I do have a couple of releases coming up. I have Mumbaikar with Santosh Sivan. I have Love Hostel of Red Chillies and Drishyam Films with Sanya Malhotra and Bobby Deol as my co-stars are up for release. I am really excited to start shooting for Gaslight too with Pavan (Malhotra). We were to collaborate earlier, but unfortunately we could not. I am really looking forward to it.
Web-series have come to occupy mainstream release sentiments. The pandemic has affected a business module change and audience shift. Here I’m listing. Do authenticate: Rise, Mirzapur, Broken But Beautiful (2017), Broken But Beautiful Season 2 in 2019, Veer, Criminal Justice (2019), Made In Heaven, Cargo. Tell us about the chosen ones. Have web-series come to stay for good?
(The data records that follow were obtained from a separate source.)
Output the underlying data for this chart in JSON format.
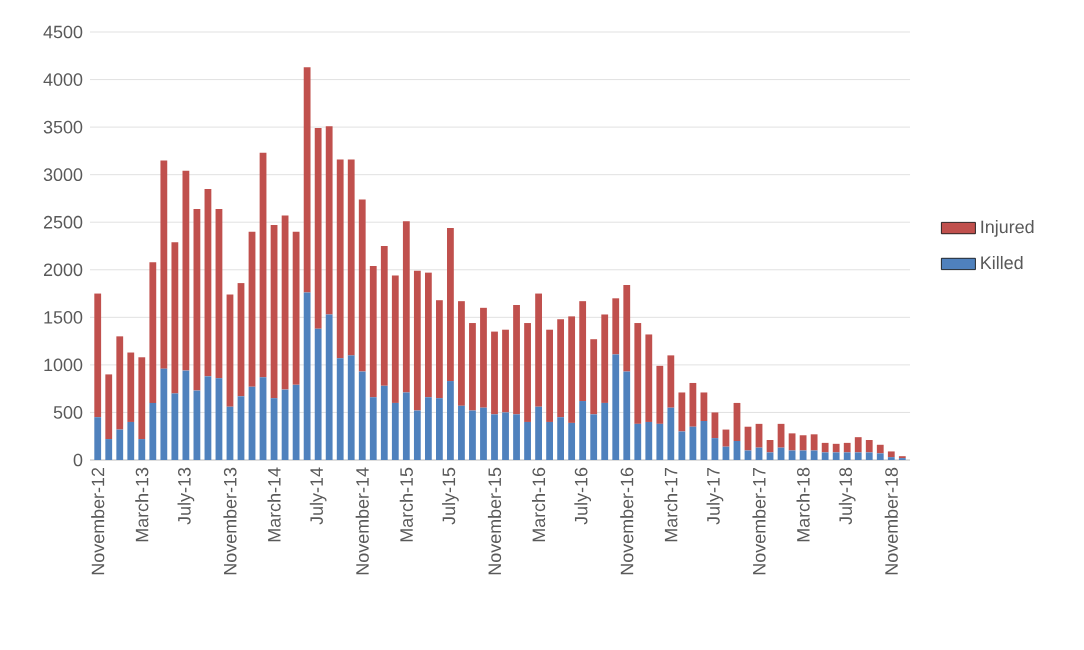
{
  "chart_data": {
    "type": "bar",
    "stacked": true,
    "grid": "y",
    "legend": "right",
    "categories": [
      "November-12",
      null,
      null,
      null,
      "March-13",
      null,
      null,
      null,
      "July-13",
      null,
      null,
      null,
      "November-13",
      null,
      null,
      null,
      "March-14",
      null,
      null,
      null,
      "July-14",
      null,
      null,
      null,
      "November-14",
      null,
      null,
      null,
      "March-15",
      null,
      null,
      null,
      "July-15",
      null,
      null,
      null,
      "November-15",
      null,
      null,
      null,
      "March-16",
      null,
      null,
      null,
      "July-16",
      null,
      null,
      null,
      "November-16",
      null,
      null,
      null,
      "March-17",
      null,
      null,
      null,
      "July-17",
      null,
      null,
      null,
      "November-17",
      null,
      null,
      null,
      "March-18",
      null,
      null,
      null,
      "July-18",
      null,
      null,
      null,
      "November-18",
      null
    ],
    "ylim": [
      0,
      4500
    ],
    "yticks": [
      0,
      500,
      1000,
      1500,
      2000,
      2500,
      3000,
      3500,
      4000,
      4500
    ],
    "series": [
      {
        "name": "Killed",
        "color": "#4f81bd",
        "values": [
          450,
          220,
          320,
          400,
          220,
          600,
          960,
          700,
          940,
          730,
          880,
          860,
          560,
          670,
          770,
          870,
          650,
          740,
          790,
          1760,
          1380,
          1530,
          1070,
          1100,
          930,
          660,
          780,
          600,
          710,
          520,
          660,
          650,
          830,
          570,
          520,
          550,
          480,
          500,
          480,
          400,
          560,
          400,
          450,
          390,
          620,
          480,
          600,
          1110,
          930,
          380,
          400,
          380,
          550,
          300,
          350,
          410,
          230,
          140,
          200,
          100,
          130,
          80,
          130,
          100,
          100,
          100,
          80,
          80,
          80,
          80,
          80,
          70,
          30,
          20
        ]
      },
      {
        "name": "Injured",
        "color": "#c0504d",
        "values": [
          1300,
          680,
          980,
          730,
          860,
          1480,
          2190,
          1590,
          2100,
          1910,
          1970,
          1780,
          1180,
          1190,
          1630,
          2360,
          1820,
          1830,
          1610,
          2370,
          2110,
          1980,
          2090,
          2060,
          1810,
          1380,
          1470,
          1340,
          1800,
          1470,
          1310,
          1030,
          1610,
          1100,
          920,
          1050,
          870,
          870,
          1150,
          1040,
          1190,
          970,
          1030,
          1120,
          1050,
          790,
          930,
          590,
          910,
          1060,
          920,
          610,
          550,
          410,
          460,
          300,
          270,
          180,
          400,
          250,
          250,
          130,
          250,
          180,
          160,
          170,
          100,
          90,
          100,
          160,
          130,
          90,
          60,
          20
        ]
      }
    ]
  }
}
It’s a wonderful question Ma’am. I love this question. I think people have in a lot of ways found alternate mediums of entertainment. The ones you have listed I am really proud of, but speaking of the larger idea about whether web-series are here to stay for good - I think yes. We have seen web-series, films on digital platforms seep into our everyday staple. It is good. A lot of creative individuals have the opportunity to showcase their skills. It’s here to stay. It’s got its own base. I don’t think any medium of storytelling overlaps with the other. Every medium has its own place on OTT and I hope each of them continue to grow.
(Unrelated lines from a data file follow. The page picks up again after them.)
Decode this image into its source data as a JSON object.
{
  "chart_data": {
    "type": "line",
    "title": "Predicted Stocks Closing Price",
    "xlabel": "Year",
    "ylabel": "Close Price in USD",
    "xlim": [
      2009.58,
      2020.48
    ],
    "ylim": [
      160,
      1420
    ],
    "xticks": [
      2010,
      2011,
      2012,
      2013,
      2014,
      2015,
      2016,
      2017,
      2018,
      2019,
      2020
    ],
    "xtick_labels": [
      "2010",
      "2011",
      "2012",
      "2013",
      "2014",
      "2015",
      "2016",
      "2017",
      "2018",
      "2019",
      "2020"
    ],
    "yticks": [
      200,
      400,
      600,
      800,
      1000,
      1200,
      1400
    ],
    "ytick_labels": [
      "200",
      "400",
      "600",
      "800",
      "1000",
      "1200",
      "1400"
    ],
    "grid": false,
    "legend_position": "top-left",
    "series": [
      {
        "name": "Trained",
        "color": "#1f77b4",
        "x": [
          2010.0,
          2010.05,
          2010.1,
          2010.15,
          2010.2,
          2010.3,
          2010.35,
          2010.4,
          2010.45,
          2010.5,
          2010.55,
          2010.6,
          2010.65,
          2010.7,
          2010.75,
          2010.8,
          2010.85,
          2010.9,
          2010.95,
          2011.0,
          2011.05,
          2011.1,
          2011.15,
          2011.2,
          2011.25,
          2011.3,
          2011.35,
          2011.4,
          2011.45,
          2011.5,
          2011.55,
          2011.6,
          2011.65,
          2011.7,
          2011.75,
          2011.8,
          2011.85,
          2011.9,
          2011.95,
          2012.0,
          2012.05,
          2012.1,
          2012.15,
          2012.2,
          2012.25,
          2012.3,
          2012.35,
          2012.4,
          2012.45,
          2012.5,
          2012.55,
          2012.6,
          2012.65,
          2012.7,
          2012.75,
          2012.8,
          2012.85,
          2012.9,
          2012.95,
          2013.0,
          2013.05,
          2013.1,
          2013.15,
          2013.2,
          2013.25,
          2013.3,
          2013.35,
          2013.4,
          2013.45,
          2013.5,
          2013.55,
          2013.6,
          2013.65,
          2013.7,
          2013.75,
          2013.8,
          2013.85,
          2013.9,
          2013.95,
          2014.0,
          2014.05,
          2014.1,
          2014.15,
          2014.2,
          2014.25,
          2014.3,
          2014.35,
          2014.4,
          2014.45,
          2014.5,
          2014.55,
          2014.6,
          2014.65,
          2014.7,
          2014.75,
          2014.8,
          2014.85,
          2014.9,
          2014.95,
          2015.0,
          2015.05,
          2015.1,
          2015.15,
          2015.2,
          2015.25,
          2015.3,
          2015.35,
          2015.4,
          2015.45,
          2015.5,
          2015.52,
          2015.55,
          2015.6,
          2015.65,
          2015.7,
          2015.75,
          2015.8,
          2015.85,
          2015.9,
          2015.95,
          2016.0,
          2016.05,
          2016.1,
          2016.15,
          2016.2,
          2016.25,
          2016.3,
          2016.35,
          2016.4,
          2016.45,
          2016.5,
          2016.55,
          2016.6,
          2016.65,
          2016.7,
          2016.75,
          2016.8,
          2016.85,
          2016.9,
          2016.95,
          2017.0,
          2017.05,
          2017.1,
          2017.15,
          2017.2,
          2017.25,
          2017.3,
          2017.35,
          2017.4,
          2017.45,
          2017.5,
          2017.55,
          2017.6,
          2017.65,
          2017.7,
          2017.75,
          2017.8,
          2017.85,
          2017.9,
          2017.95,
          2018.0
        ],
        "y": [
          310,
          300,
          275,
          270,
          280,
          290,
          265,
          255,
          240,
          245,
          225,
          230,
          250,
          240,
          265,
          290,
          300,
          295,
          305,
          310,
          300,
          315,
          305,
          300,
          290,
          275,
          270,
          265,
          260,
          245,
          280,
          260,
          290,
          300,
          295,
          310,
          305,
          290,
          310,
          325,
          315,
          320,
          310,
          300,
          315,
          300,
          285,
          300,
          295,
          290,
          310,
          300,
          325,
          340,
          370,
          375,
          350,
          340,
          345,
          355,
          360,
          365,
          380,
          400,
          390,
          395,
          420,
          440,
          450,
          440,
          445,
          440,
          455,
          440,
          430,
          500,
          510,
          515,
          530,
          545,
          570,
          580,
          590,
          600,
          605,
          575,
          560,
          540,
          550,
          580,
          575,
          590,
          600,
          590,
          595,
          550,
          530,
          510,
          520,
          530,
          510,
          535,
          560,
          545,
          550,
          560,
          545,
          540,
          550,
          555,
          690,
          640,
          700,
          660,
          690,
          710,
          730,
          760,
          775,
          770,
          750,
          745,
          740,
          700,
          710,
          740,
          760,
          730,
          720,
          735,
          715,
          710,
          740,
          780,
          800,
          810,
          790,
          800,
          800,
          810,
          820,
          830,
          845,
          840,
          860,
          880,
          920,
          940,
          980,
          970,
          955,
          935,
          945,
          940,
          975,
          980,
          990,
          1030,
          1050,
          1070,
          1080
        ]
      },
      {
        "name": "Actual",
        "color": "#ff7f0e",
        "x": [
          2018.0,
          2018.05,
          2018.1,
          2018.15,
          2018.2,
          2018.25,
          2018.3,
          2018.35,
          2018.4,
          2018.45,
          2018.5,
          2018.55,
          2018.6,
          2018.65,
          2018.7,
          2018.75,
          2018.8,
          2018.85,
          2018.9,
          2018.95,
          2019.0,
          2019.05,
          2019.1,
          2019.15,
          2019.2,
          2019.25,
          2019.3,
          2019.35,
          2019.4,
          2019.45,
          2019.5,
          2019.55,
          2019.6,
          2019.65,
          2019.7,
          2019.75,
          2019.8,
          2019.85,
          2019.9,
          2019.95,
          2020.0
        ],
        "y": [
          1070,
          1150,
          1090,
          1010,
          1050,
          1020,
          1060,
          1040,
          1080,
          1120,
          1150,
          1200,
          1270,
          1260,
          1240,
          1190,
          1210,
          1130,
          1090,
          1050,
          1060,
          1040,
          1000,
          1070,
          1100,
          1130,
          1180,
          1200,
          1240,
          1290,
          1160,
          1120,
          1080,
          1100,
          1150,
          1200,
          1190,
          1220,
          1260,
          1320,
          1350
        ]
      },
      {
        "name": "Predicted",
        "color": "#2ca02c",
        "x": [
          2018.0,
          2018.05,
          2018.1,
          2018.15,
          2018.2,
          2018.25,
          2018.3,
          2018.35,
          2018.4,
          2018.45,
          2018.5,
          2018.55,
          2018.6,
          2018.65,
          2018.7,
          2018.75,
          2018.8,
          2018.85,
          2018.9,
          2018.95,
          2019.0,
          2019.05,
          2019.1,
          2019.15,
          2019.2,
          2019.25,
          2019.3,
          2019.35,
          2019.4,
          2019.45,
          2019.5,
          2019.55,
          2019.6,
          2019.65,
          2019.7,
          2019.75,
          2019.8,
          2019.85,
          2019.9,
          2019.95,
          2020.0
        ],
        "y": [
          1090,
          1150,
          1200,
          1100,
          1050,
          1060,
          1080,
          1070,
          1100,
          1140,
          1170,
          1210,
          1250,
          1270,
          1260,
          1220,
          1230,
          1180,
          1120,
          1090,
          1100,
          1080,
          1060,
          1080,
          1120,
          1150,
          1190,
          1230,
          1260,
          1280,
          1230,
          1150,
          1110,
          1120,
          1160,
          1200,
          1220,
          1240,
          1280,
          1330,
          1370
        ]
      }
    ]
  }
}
You are quoted saying in The Indian Express, May 5 2019, "They are giving me central parts and it is a huge responsibility. There is a very little margin for error for people like me and I just want to make sure that I get better with every project. My inspiration is society, the world we live in. I want to stick to reality and to my observations about society as much as possible. I think we need more women leaders in the country because there is a certain limit to their cunning if at all it is there. Women writers and directors see the world in a different way. I have been fortunately raised in a matriarchal society.” I find the quotes very impressive and an indicator to the stable head you carry. Do tell us how difficult it is for an outsider to the film industry to break in? And about the gender balance in the industry you are working in?
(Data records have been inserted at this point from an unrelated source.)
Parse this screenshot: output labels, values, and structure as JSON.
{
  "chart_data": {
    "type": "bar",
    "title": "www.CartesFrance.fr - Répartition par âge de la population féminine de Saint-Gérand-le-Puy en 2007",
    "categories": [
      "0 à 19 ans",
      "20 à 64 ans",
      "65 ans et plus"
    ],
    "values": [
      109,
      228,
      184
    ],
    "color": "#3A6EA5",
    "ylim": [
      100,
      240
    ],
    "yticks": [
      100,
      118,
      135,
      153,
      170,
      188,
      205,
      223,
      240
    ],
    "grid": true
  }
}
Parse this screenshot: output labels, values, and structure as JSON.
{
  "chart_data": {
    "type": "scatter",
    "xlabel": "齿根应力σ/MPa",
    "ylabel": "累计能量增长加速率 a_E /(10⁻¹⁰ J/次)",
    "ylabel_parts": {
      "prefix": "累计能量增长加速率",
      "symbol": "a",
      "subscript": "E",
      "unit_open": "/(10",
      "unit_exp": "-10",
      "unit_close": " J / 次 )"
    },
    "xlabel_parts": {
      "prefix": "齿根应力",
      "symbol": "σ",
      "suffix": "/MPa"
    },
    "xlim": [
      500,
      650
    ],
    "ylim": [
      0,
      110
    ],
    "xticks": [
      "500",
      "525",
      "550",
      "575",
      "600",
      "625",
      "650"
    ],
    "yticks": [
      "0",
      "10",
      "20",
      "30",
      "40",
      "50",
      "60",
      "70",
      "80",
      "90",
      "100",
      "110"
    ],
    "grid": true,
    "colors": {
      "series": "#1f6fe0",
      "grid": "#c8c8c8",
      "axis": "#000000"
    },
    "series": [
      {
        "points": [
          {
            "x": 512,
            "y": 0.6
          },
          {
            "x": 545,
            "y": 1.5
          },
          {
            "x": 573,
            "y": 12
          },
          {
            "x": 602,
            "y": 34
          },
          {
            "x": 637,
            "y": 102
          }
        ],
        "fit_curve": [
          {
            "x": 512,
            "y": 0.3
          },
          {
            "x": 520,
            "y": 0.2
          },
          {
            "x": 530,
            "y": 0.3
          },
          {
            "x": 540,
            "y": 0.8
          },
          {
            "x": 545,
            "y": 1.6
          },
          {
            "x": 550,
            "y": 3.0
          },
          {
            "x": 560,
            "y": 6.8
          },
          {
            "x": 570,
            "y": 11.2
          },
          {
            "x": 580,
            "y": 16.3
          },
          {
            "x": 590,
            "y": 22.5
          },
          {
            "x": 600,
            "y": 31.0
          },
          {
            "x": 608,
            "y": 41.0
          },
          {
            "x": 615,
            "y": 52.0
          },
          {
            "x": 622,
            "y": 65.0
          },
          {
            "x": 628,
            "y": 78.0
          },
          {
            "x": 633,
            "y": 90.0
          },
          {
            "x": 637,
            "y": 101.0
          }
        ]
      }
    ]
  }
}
I thank you for your kind words. I think there has been plenty of debate regarding the insider outsider bit. About nepotism. I think all these things exist everywhere.
It’s not just the entertainment industry that has nepotism. Derailing the efforts of the outsider is everywhere. But I also firmly believe that if you are good at what you do, if you are diligent and honest with what you do, people appreciate and recognize your talent.
Regarding the gender balance in the industry I think there has been a concerted effort in the last 7-8 years to bridge the disparity. It will still take some time, but I think it is a work in progress. A very positive change. It’s not just me, but hundreds out there working to bridge the gap, the disparity and bring balance.
What is the one professional compliment that you most treasure?
I recall my co-actor Yami Gautam’s father saying that my performance reminds him of Balraj Sahni. I think it is one of the biggest compliments I have got in my life.
Tell us what you would want to share about your personal life. Do you have a partner?
Yes I have a partner. Everyone knows about her. Her name is Sheetal. We have completed 7 years together. We are really happy in each other’s company and looking forward to spending whatever time we can together.
On Zoom channel is playing the song ‘Sawan Mein Lag Gayi Aag’ from Ginny Weds Sunny. Our man is dancing with such expertise! While giving a closure to this article my eyes again wander towards my window facing Vikrant Massey’s alumni school - St. Anthony’s High School in Versova. I imagine that even today many young boys and girls like Vikrant would be inside the environs of that school giving shape and wings to their talent by educating it.